Publié le par Patricia Gaillard

 

Le jardin du 16 Août

 

Nous avons deux framboisiers dont je vais vous conter l’histoire, car elle le mérite. Sur la photo vous pouvez vous rendre compte de leur taille en voyant l’escabeau qui reste à demeure pour les cueillettes quotidiennes. Sachez que ces arbustes sont deux et de belle taille. Leur histoire a pourtant très mal commencé, dans un rayon de plantes du supermarché, où la sécheresse et le manque d’attention avaient réduit à rien ces deux jeunes plants de Mara Star.

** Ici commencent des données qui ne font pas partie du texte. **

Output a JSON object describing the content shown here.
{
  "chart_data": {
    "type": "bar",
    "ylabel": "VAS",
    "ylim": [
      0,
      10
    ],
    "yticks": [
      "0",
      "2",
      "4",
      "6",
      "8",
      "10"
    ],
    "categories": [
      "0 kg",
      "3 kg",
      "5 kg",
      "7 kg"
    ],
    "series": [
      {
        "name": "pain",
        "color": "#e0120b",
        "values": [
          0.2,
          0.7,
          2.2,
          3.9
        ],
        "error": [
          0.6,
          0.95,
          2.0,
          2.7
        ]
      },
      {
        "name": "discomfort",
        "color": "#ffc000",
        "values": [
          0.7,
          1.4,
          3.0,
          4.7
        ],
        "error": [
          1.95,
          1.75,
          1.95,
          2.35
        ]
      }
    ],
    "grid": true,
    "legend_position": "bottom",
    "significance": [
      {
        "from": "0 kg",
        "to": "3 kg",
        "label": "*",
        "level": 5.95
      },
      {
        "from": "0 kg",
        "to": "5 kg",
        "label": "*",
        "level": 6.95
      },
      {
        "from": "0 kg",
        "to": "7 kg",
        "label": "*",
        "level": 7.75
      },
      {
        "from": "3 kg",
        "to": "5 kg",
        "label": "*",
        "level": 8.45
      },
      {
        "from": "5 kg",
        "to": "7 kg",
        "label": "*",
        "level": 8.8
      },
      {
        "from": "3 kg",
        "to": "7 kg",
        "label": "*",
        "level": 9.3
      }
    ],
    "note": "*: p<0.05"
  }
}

Tout sauf des stars ! Mon cher jardinier s’était arrêté devant, il cherchait des framboisiers, mais deux moribonds tout de même, c’était bien trop risqué. Il ne restait plus que ceux-là, aucune chance d’en tirer quelque chose.
Mais... une plante, comme un humain, peut avoir l’air perdu et posséder encore une vigueur cachée. Il les a empoignés et au moment de les payer la caissière lui a dit

« vous êtes vraiment sûr ? Ils ne sont pas...»

Elle devait penser que ce pauvre homme avait la vue très basse...

Mais il a répondu

« Perdu pour perdu, on ne sait jamais »

Il a payé et ramené ici les deux mourants. Bien sûr il a préparé leur place avec un très grand soin, l’enrichissant comme il sait le faire, les a extraits doucement de leur prison de plastique, les a plantés dans leur nouvelle terre, derrière les groseilliers, contre la serre. Ils ont encaissé le choc de la transplantation, dormi deux ou trois semaines pour se remettre et n’ont pas tardé à faire de belles pousses, d’un très joli vert et n’ont jamais cessé depuis. Ils ont trois ans, sont toujours deux et la haie de leur duo fait maintenant deux mètres cinquante de haut et quatre mètres de large. Qui dit mieux ?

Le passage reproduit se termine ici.